À partir de 1987, il est passé à l'organisation d'extrême-droite Freedom House avant de se créer sa propre organisation, le Center for a Free Cuba, immédiatement subventionnée à la hauteur de 400 000 dollars par le gouvernement des États-Unis.

Ménard a connu Calzon il y a des années par l'intermédiaire de Otto Reich, un haut fonctionnaire nord-américain né à Cuba de père autrichien.

Durant des années, Ménard a nié connaître Calzon. En mars 2004, Ménard et Calzon se sont présentés en public ensemble, en compagnie d'une mercenaire notoire de Miami, Silvia Iriondo, à une réunion de députés européens organisée par les amis de José Maria Aznar, à Bruxelles.

En mai, Calzon a empoché cinq des 34 millions que Bush a assignés au Plan d'annexion de Cuba. Reporters sans frontières s'assurait alors d'une part du gâteau.

Il a cependant fallu attendre un forum Internet de l'hebdomadaire français Le Nouvel Observateur, le 22 octobre 2004, pour que le capo de RSF reconnaisse enfin ouvertement ses liens avec l'ex agent de la CIA.

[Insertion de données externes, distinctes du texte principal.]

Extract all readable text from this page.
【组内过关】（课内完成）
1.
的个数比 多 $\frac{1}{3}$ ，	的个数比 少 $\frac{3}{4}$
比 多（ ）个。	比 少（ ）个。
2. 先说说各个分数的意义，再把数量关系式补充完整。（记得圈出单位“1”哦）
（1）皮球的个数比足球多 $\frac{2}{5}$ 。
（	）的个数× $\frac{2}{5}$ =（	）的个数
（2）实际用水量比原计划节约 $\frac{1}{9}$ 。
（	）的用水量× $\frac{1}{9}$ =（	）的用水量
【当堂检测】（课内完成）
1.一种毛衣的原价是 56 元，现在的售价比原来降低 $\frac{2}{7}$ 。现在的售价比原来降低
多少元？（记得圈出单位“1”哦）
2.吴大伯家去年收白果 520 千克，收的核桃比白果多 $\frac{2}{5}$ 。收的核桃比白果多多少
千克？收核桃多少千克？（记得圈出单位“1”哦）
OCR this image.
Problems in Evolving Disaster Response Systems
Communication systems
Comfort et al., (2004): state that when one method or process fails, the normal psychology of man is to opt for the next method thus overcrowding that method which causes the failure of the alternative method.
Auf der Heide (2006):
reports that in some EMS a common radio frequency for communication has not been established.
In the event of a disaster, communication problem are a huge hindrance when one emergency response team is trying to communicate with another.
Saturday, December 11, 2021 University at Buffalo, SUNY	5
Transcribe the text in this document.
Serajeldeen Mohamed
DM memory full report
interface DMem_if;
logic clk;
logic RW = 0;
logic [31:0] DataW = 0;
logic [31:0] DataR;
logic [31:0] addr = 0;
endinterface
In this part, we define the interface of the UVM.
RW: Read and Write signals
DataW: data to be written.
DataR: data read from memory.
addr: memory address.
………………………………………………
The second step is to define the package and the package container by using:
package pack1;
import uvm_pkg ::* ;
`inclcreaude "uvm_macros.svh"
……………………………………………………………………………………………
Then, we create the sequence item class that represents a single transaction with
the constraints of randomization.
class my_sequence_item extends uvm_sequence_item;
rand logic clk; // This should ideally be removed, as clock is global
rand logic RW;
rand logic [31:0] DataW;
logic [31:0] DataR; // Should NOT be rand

Tandis qu'il mène en France des campagnes médiatiques qui l'identifient à des secteurs progressistes, le maître de RSF obéit à des orientations très claires des services de renseignement nord-américains. Ce qui explique pourquoi il s'est également tu quand d'importants médias progressistes tels que rebelion.com ont été censurées récemment par des fournisseurs Internet de Suède et d'autres pays d'Europe.

Face au scandale Sixto-Calzon, Ménard a préféré éviter le sujet tandis qu'il effectue en Europe une bruyante campagne contre la Chine, avec la collaboration de la presse française, propriété des mêmes grandes fortunes qui le parrainent.

À Miami, cependant, on raconte déjà que le cas Sixto n'est que la pointe d'un iceberg et que de nouvelles enquêtes pourraient bientôt révéler d'autres chapitres scandaleux de la guerre sale contre Cuba menée depuis 50 ans par le gouvernement de Washington.